Xwift travaille de manière décentralisée.

Pieter Denys : Nous sommes constamment prêts et mobilisons nos véhicules pour un seul client. Il s’agit toujours de nos véhicules propres : nous ne sous-traitons rien. Pour chaque mission, nous essayons d’aller chercher le fret chez le client dans l’heure. Nos 150 chauffeurs sont dès lors répartis sur tout le pays ; le fonctionnement est très décentralisé pour réduire la distance entre le chauffeur et le client. Le chauffeur part de chez lui et est payé dès la première minute.

T&B : Quel a été le rythme de croissance ces dernières années ?

Pieter Denys : En 2013, nous réalisions un chiffre d’affaires de 5 millions € avec 55 collaborateurs. En 2018, il avait grimpé à 16 millions avec 175 collaborateurs. Et cette année, il n’est ‘que’ de 18,2 millions avec 185 collaborateurs, dont 150 chauffeurs. Cette croissance de 12 % est un beau résultat, mais on aurait pu atteindre 20 ou 21 millions si nous n’avions pas été sérieusement freinés par la pénurie de chauffeurs.

Avril, mai et juin sont des mois très importants dans notre secteur. Refuser des missions pendant ces mois-là par manque de chauffeurs, c’est dramatique. Notre équipe commerciale compte 7 personnes, mais nous avons dû les freiner dans leurs efforts pour conquérir de nouveaux clients. Et certains clients se sont retirés car nous ne pouvions pas les servir avec suffisamment de régularité. Cela pèse sur la croissance d’une entreprise.

T&B : Quelle est l’importance de la pénurie de chauffeurs chez Xwift ?

Pieter Denys : Malgré des conditions de travail attractives, il nous manquait au moins 25 chauffeurs jusqu’il y a peu. Si nous progressions au même rythme que les années passées, il nous faudrait même 40 nouveaux chauffeurs. L’an passé, nous avons engagé 111 chauffeurs, mais il y en a autant qui sont partis ou ont été licenciés.

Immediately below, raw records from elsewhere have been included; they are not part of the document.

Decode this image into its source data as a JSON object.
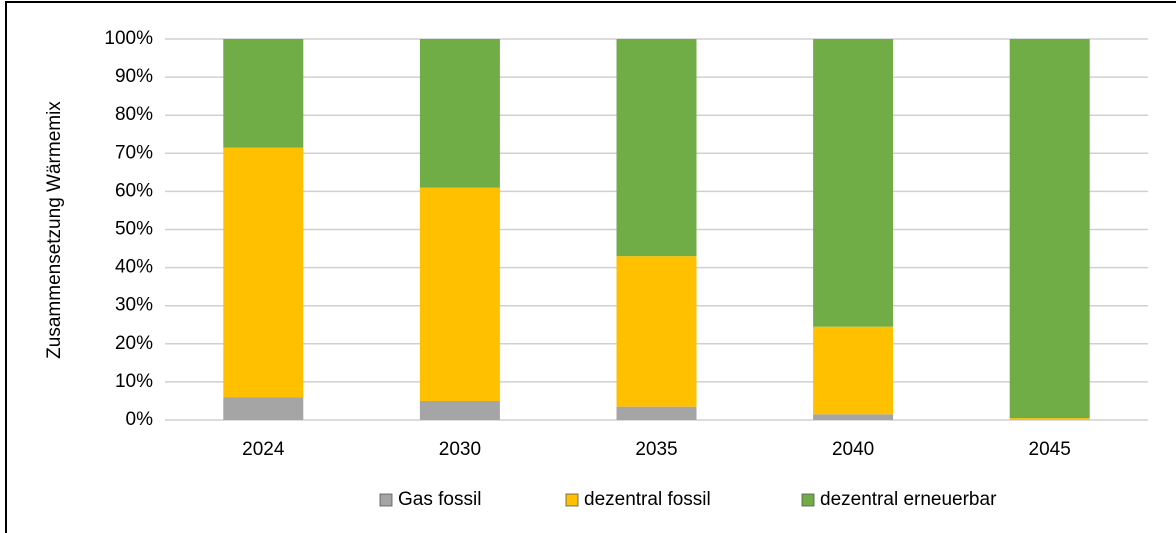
{
  "chart_data": {
    "type": "stacked_bar",
    "ylabel": "Zusammensetzung  Wärmemix",
    "categories": [
      "2024",
      "2030",
      "2035",
      "2040",
      "2045"
    ],
    "series": [
      {
        "name": "Gas fossil",
        "color": "#a5a5a5",
        "values": [
          6,
          5,
          3.5,
          1.5,
          0
        ]
      },
      {
        "name": "dezentral fossil",
        "color": "#ffc000",
        "values": [
          65.5,
          56,
          39.5,
          23,
          0.5
        ]
      },
      {
        "name": "dezentral erneuerbar",
        "color": "#70ad47",
        "values": [
          28.5,
          39,
          57,
          75.5,
          99.5
        ]
      }
    ],
    "ylim": [
      0,
      100
    ],
    "yticks": [
      {
        "value": 0,
        "label": "0%"
      },
      {
        "value": 10,
        "label": "10%"
      },
      {
        "value": 20,
        "label": "20%"
      },
      {
        "value": 30,
        "label": "30%"
      },
      {
        "value": 40,
        "label": "40%"
      },
      {
        "value": 50,
        "label": "50%"
      },
      {
        "value": 60,
        "label": "60%"
      },
      {
        "value": 70,
        "label": "70%"
      },
      {
        "value": 80,
        "label": "80%"
      },
      {
        "value": 90,
        "label": "90%"
      },
      {
        "value": 100,
        "label": "100%"
      }
    ],
    "grid": true,
    "legend": "bottom"
  }
}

Le grand problème, c’est l’attitude. Il y a deux types de chauffeurs : les chauffeurs réguliers et les ‘job hoppers’. La plupart des chauffeurs, souvent les meilleurs, restent fidèles à leur employeur. Ceux-là sont très difficiles à attirer. Quant aux job hoppers, soit ils partent d’eux-mêmes après 3 ou 6 mois, soit il faut les licencier car ils ne sont pas assez bons et fiables. En un an, nous avons traité pas moins de 2.991 sollicitations. Cela demande beaucoup de temps et d’énergie, mais hélas un grand nombre de ces candidats ne sont pas motivés. Avant, 8 sélectionnés sur 10 se présentaient à l’entretien, ils ne sont plus que 4 sur 10 aujourd’hui.

Nous devons donc travailler dur au niveau du flux entrant. Une importante croissance potentielle part en fumée et c’est pourquoi je suis prêt à investir plus que jamais dans le personnel.

Employer Branding

T&B : Comment cela se traduit-il ?

Pieter Denys : En misant très fort sur les RH et l’employer branding. Xwift emploie six personnes à plein temps dans les RH. Nous travaillons dur au bien-être des collaborateurs. Si quelqu’un est engagé, il ou elle bénéficie d’un ‘traject coach’ qui le suit de près. Si par exemple, un chauffeur a des problèmes privés, il interviendra de manière proactive.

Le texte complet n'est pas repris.